Venant d’un adhérent d’une association de chefs-opérateurs, la question peut surprendre. Bien sûr qu’on sait ce qu’on fait quand on fait ce métier !

Quand on a une caméra à trimballer et une équipe à gérer et qu’il pleut et que la nuit va tomber et que la production vous court sur la nénette, on a autre chose à penser ! Pourtant, la question reste là. Elle me regarde sans tendresse, bien têtue. Elle est l’expression d’un grand doute. Un doute existentiel. Est-ce que je sais ce que je fais quand je fais le chef-opérateur ? Peut-être ce doute n’affecte-t-il que moi. Peut-être ne me vient-il qu’à la suite de tant d’années d’errance derrière les caméras, et par ma seule faute, ma très grande faute. C’est mon problème. Ça ne regarde que moi. Mais la rationalisation ne peut rien à l’affaire. Aucune certitude ne vient me protéger du doute.
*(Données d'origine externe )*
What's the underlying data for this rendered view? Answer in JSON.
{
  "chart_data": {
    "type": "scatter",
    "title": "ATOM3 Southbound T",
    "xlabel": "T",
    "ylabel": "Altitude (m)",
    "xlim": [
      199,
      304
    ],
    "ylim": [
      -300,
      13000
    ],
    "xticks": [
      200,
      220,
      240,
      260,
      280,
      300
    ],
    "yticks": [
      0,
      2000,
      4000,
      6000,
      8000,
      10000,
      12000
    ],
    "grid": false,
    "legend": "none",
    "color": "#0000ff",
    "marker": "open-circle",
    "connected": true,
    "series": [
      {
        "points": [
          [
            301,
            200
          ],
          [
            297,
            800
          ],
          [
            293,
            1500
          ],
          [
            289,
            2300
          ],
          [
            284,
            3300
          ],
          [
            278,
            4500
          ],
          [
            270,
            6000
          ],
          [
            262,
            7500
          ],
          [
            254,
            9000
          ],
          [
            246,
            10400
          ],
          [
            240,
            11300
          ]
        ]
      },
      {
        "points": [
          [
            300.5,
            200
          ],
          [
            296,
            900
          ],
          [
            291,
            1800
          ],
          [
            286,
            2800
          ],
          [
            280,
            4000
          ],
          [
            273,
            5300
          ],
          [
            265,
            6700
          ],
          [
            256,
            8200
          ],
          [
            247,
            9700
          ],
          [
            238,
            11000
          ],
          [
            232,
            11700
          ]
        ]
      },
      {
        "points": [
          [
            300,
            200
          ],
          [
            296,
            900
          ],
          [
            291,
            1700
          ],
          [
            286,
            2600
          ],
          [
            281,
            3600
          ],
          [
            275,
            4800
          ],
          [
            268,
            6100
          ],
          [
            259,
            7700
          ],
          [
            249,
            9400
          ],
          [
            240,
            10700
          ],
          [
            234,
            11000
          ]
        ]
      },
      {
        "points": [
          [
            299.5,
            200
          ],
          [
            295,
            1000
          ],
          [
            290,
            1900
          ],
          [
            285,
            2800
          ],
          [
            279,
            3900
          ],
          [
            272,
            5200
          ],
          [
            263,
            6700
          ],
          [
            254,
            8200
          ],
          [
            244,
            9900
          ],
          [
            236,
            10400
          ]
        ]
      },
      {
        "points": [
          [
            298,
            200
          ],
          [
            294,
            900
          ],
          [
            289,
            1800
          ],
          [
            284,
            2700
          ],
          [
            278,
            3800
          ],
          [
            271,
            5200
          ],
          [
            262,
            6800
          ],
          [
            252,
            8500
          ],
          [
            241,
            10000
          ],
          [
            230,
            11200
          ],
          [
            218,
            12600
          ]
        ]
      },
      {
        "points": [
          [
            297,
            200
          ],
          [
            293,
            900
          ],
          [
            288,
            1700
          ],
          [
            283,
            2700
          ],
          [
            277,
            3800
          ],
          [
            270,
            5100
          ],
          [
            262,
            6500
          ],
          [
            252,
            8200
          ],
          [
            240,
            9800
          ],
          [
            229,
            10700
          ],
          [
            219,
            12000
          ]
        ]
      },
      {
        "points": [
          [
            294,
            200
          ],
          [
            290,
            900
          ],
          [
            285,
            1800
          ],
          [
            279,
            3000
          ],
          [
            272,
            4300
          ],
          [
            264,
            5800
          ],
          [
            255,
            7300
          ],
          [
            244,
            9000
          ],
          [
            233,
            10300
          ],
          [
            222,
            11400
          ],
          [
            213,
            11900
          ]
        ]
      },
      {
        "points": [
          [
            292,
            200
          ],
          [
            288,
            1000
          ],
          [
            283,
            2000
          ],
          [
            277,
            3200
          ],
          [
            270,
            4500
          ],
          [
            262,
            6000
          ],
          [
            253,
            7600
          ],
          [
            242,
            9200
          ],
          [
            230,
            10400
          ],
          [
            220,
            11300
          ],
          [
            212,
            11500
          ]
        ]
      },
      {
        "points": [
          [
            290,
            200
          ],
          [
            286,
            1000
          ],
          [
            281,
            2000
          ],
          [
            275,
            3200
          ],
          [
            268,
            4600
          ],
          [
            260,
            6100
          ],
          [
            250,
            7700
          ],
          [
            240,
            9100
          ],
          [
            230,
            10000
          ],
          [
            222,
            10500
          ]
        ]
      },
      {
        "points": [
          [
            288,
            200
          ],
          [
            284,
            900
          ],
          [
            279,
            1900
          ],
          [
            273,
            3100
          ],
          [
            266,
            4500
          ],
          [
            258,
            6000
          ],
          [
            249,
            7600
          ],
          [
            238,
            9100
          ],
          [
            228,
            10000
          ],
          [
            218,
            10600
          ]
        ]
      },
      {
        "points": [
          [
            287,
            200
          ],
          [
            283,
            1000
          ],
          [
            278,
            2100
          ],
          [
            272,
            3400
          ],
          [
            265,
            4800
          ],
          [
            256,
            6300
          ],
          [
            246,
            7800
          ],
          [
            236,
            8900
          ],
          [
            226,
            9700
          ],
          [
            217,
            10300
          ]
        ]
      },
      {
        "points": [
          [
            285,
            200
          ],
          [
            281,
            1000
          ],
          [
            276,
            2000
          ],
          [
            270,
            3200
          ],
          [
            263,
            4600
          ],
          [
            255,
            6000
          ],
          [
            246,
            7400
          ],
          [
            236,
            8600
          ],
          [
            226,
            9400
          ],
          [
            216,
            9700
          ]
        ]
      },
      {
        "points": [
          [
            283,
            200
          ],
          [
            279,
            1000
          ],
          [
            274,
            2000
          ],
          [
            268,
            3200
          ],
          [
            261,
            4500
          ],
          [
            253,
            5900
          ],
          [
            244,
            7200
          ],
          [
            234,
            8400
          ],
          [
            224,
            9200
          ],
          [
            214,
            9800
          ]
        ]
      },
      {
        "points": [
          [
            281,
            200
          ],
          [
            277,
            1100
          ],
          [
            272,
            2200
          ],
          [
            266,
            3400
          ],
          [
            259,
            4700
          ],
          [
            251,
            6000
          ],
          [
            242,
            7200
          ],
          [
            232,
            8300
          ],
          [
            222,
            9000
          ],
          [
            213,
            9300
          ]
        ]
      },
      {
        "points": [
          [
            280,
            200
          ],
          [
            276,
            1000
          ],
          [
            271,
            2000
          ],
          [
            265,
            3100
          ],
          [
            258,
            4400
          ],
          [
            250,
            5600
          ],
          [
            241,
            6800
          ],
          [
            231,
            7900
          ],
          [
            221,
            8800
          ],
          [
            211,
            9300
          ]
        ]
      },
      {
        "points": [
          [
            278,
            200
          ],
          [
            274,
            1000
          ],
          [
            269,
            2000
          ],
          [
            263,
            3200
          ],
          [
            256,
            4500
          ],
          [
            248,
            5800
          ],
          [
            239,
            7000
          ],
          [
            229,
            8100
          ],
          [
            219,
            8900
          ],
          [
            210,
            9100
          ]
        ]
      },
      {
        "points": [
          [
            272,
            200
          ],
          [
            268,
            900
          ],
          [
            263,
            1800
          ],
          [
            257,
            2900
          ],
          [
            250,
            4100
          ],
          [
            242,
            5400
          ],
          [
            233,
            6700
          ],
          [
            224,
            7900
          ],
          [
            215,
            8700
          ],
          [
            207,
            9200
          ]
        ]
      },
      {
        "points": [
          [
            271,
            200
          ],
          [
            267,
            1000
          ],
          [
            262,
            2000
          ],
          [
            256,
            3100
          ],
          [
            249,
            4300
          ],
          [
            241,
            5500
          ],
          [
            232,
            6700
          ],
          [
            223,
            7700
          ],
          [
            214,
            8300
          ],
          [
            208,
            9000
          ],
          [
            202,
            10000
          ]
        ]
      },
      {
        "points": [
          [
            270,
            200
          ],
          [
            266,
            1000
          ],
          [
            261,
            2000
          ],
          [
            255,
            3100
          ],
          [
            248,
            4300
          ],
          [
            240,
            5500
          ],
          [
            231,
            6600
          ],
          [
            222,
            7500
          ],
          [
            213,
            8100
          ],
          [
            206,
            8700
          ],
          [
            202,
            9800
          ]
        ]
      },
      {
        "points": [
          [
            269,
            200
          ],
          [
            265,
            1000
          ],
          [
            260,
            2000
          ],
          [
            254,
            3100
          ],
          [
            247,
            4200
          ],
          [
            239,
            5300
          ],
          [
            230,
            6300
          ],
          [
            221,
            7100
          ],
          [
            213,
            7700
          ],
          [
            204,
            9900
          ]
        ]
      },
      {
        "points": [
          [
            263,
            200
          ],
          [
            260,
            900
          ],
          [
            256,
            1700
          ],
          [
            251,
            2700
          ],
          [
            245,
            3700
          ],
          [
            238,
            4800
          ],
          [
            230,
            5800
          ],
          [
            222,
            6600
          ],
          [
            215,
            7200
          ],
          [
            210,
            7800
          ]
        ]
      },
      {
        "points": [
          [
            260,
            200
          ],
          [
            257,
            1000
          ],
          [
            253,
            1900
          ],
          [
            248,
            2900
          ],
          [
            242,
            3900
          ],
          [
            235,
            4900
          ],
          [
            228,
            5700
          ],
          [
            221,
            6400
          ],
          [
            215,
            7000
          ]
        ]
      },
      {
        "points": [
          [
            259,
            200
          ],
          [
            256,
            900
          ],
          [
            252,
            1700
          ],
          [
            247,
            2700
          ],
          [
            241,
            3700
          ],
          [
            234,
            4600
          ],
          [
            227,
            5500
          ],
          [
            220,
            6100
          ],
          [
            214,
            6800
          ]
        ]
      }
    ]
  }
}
Il y a une quinzaine d’années, lors du dernier jour de tournage d’un court-métrage, en forêt, je me suis interrogé devant le réalisateur en proposant une échelle de plan différente de celle qu’il avait envisagé lors des repérages. Plus large vers plus serré ou l’inverse, je ne sais plus. J’ai simplement envisagé une possibilité. Mais le réalisateur s’est trouvé mis en doute, jusque dans les fondements de son désir de cinéma. Il l’a très mal pris. Il est parti en vrille, littéralement, s’enfuyant désespéré au fond des bois. Il me fallut organiser seul la mise en place du plan en question, puis partir à sa recherche, tâcher de le raisonner, lui demander de m’excuser. Nous avons pu alors finir le tournage. Mais lui et moi avions pris en pleine figure la façon dont nous avions tous les deux négocié nos positions respectives au long du tournage. La technique, il me semble, est le fond de notre expertise de chef-opérateur. Il m’appartient d’en décharger le réalisateur. Ce réalisateur là n’était pas incompétent techniquement, loin s’en faut, mais au cours du tournage j’avais peu à peu décidé de nombreuses choses techniques à sa place, parfois de façon autoritaire, dans l’urgence d’un tournage très dépendant des conditions météorologiques. Je formulais des impératifs, et tâchais d’y répondre, selon mon idée du professionnalisme que le réalisateur attendait de moi. Parfois, selon ma seule lecture du film en cours de fabrication, anticipant sur celle du réalisateur, en présupposant de ses réponses. Parfois, sans passer par lui. Son bug du dernier jour en a été le résultat. De quel droit m’étais-je substitué à lui ? Où s’arrête la fonction de chef-opérateur, quand à chaque instant le chef-opérateur prend des décisions qui ont un impact esthétique ?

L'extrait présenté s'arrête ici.